In a quarter that contained a near-total shutdown of the American economy for at least a few weeks, Robinson’s truckload volumes were only down 4.5%; LTL volumes were down just 2%.
NAST’s headcount, on the other hand, was down 7.6% compared to a year ago, suggesting that Robinson’s freight brokers are more productive (more volume per employee) than a year ago.
Global Forwarding, which includes Robinson’s ocean container and air cargo business, knocked it out of the ballpark as the third-party logistics provider (3PL) was able to exploit much tighter air cargo capacity while passenger fleets were grounded. Forwarding gross revenues were up 19.5% year-over-year, net revenues were up 14.8%, and income from operations were up 120.8%.
“Second quarter total revenues for the Global Forwarding segment increased 19.5% to
$707.8 million, primarily driven by higher pricing in air due to reduced air cargo capacity, increased charter flights and larger shipment sizes,” Robinson reported.
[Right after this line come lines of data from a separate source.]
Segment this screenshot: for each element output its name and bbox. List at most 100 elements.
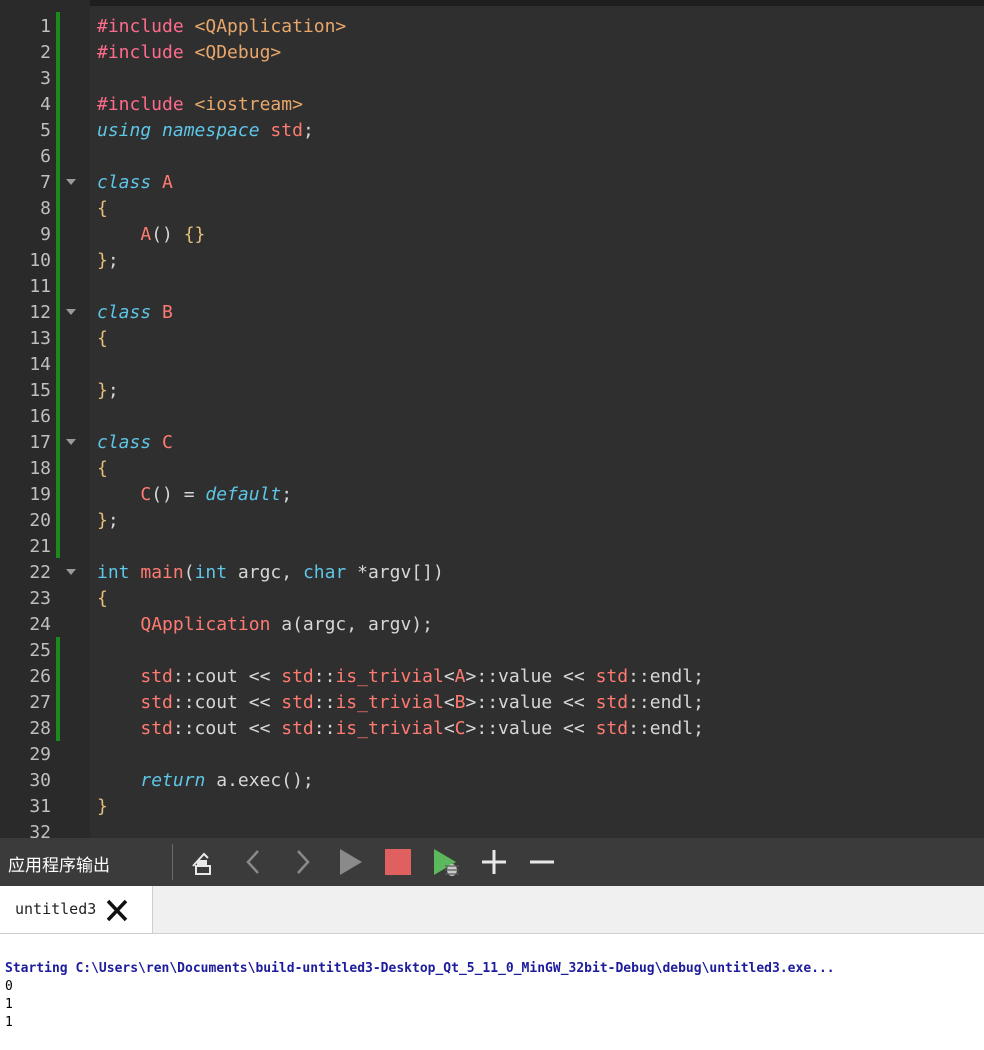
line-number: 3	[40, 68, 51, 89]
code-text: #include <QApplication>	[97, 14, 346, 40]
close-tab-button[interactable]	[104, 897, 130, 923]
clean-output-button[interactable]	[188, 846, 220, 878]
previous-item-button[interactable]	[238, 846, 270, 878]
code-line: 28 std::cout << std::is_trivial<C>::valu…	[0, 716, 984, 742]
line-number: 14	[29, 354, 51, 375]
code-text: QApplication a(argc, argv);	[97, 612, 433, 638]
code-text: class A	[97, 170, 173, 196]
stop-button[interactable]	[382, 846, 414, 878]
line-number: 15	[29, 380, 51, 401]
code-text: std::cout << std::is_trivial<C>::value <…	[97, 716, 704, 742]
fold-arrow-icon[interactable]	[66, 309, 76, 315]
line-number: 16	[29, 406, 51, 427]
output-start-line: Starting C:\Users\ren\Documents\build-un…	[5, 961, 835, 976]
code-token: a(argc, argv);	[270, 614, 433, 635]
code-text: {	[97, 326, 108, 352]
code-token: std	[140, 692, 173, 713]
code-line: 15};	[0, 378, 984, 404]
code-token: ::cout <<	[172, 718, 282, 739]
zoom-out-button[interactable]	[526, 846, 558, 878]
code-token: B	[454, 692, 466, 713]
line-number: 2	[40, 42, 51, 63]
code-token: >::value <<	[465, 666, 596, 687]
code-token: std	[140, 718, 173, 739]
code-token: argc,	[227, 562, 303, 583]
line-number: 31	[29, 796, 51, 817]
code-token: ::endl;	[628, 718, 704, 739]
code-token: ::	[313, 666, 336, 687]
line-number: 1	[40, 16, 51, 37]
code-line: 2 #include <QDebug>	[0, 40, 984, 66]
code-token: {	[97, 328, 108, 349]
code-token: ::endl;	[628, 666, 704, 687]
tab-untitled3[interactable]: untitled3	[0, 886, 153, 933]
code-token: {	[97, 198, 108, 219]
code-token: C	[454, 718, 466, 739]
code-token: class	[97, 302, 152, 323]
code-token: ::	[313, 692, 336, 713]
code-text: class B	[97, 300, 173, 326]
code-token: ;	[107, 510, 119, 531]
run-icon	[340, 849, 362, 875]
line-number: 25	[29, 640, 51, 661]
code-token: A	[140, 224, 152, 245]
code-token: >::value <<	[465, 718, 596, 739]
code-text: #include <iostream>	[97, 92, 303, 118]
code-line: 10};	[0, 248, 984, 274]
code-token: namespace	[162, 120, 260, 141]
code-line: 1 #include <QApplication>	[0, 14, 984, 40]
code-line: 23 {	[0, 586, 984, 612]
fold-arrow-icon[interactable]	[66, 569, 76, 575]
code-token: ;	[107, 380, 119, 401]
line-number: 9	[40, 224, 51, 245]
code-token: std	[595, 692, 629, 713]
code-token: {	[97, 588, 108, 609]
line-number: 24	[29, 614, 51, 635]
code-token: (	[183, 562, 195, 583]
application-output[interactable]: Starting C:\Users\ren\Documents\build-un…	[0, 934, 984, 1050]
code-token: is_trivial	[335, 666, 444, 687]
code-line: 7 class A	[0, 170, 984, 196]
output-pane-title: 应用程序输出	[8, 856, 110, 875]
code-token: int	[194, 562, 228, 583]
line-number: 32	[29, 822, 51, 838]
fold-arrow-icon[interactable]	[66, 179, 76, 185]
code-token: <	[443, 692, 455, 713]
code-text: return a.exec();	[97, 768, 313, 794]
code-token: ::cout <<	[172, 666, 282, 687]
code-token: std	[281, 718, 314, 739]
fold-arrow-icon[interactable]	[66, 439, 76, 445]
code-token: return	[140, 770, 206, 791]
next-item-button[interactable]	[286, 846, 318, 878]
code-text: std::cout << std::is_trivial<B>::value <…	[97, 690, 704, 716]
code-line: 22 int main(int argc, char *argv[])	[0, 560, 984, 586]
code-token: std	[595, 666, 629, 687]
line-number: 27	[29, 692, 51, 713]
code-editor[interactable]: 1 #include <QApplication> 2 #include <QDebu…	[0, 0, 984, 838]
code-token: B	[162, 302, 173, 323]
code-token: QApplication	[140, 614, 271, 635]
rerun-button[interactable]	[334, 846, 366, 878]
code-token: {}	[183, 224, 206, 245]
debug-run-button[interactable]	[430, 846, 462, 878]
code-line: 3	[0, 66, 984, 92]
back-icon	[246, 850, 259, 874]
code-token: #include	[97, 16, 195, 37]
zoom-in-button[interactable]	[478, 846, 510, 878]
code-token: <QApplication>	[194, 16, 347, 37]
code-line: 8{	[0, 196, 984, 222]
code-token: ;	[281, 484, 293, 505]
code-text: {	[97, 586, 108, 612]
line-number: 5	[40, 120, 51, 141]
code-line: 31}	[0, 794, 984, 820]
code-line: 30 return a.exec();	[0, 768, 984, 794]
code-token: #include	[97, 42, 195, 63]
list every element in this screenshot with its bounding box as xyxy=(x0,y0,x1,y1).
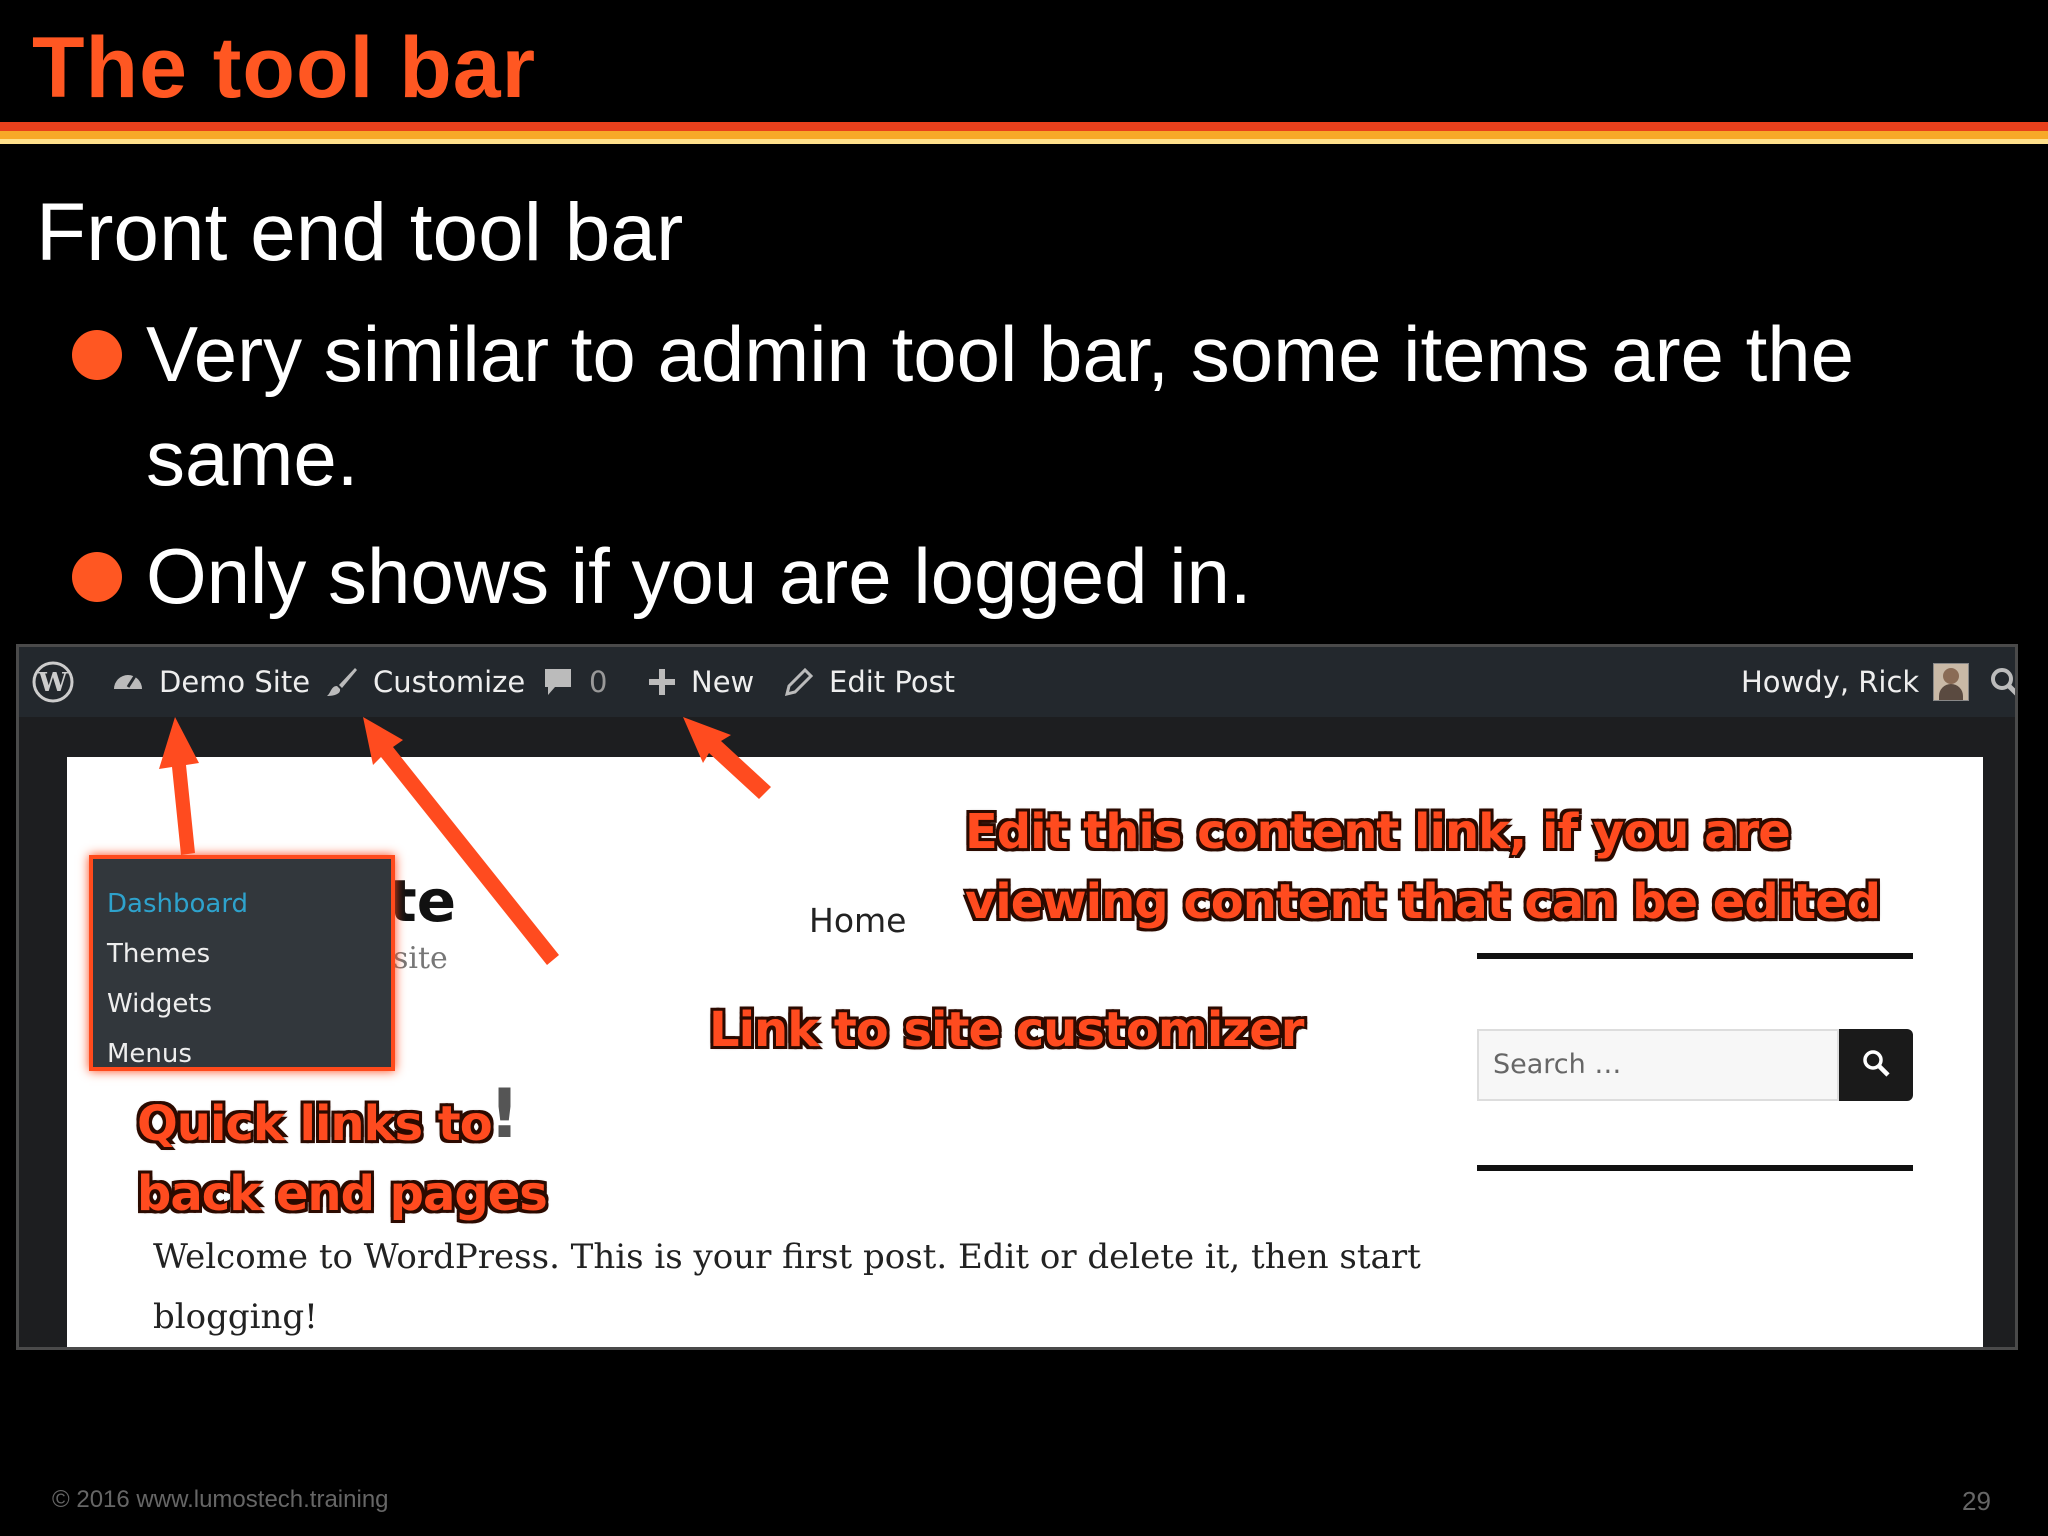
arrow-to-customize xyxy=(363,717,559,965)
callout-quick-line2: back end pages xyxy=(137,1166,548,1222)
bullet-dot-icon xyxy=(72,552,122,602)
arrow-to-edit-post xyxy=(683,717,771,799)
callout-edit-line2: viewing content that can be edited xyxy=(965,874,1881,930)
bullet-text: Very similar to admin tool bar, some ite… xyxy=(146,310,1855,502)
callout-edit-link: Edit this content link, if you are viewi… xyxy=(965,797,1881,937)
arrow-to-site-menu xyxy=(159,717,199,855)
slide-number: 29 xyxy=(1962,1486,1991,1516)
callout-edit-line1: Edit this content link, if you are xyxy=(965,804,1791,860)
callout-quick-line1: Quick links to xyxy=(137,1096,493,1152)
title-stripe-yellow xyxy=(0,139,2048,144)
title-stripe-orange xyxy=(0,131,2048,139)
callout-customizer: Link to site customizer xyxy=(709,1002,1304,1058)
slide-title: The tool bar xyxy=(32,20,537,116)
bullet-text: Only shows if you are logged in. xyxy=(146,532,1252,620)
callout-quick-links: Quick links to back end pages xyxy=(137,1089,548,1229)
bullet-item: Only shows if you are logged in. xyxy=(72,524,1872,628)
toolbar-screenshot: W Demo Site Customize 0 New Edit Post Ho… xyxy=(16,644,2018,1350)
bullet-dot-icon xyxy=(72,330,122,380)
title-stripe-red xyxy=(0,122,2048,131)
slide-heading: Front end tool bar xyxy=(36,187,684,278)
footer-copyright: © 2016 www.lumostech.training xyxy=(52,1486,389,1513)
bullet-item: Very similar to admin tool bar, some ite… xyxy=(72,302,1972,510)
Consider the fact that net revenues in air more than doubled (increasing by 104.4%), while air shipments were down 35.5%. The ocean was a different story, where containership lines were better able to rationalize capacity to meet demand. Ocean volumes were down 8.5% and net revenues were down 7.8% compared to the second quarter of 2019.
During the quarter Robinson invested just $10.3 million in capital expenditures against a planned $60-$70 million capex spend for the whole year, making the final year’s total likely to come in at the bottom of the range, the company said.
Management’s guidance in the release vaguely invoked “uncertainty in the freight market and the broader economy.” On tomorrow morning’s conference call with analysts, listeners should hear management speak to July trends and what freight looks like going forward.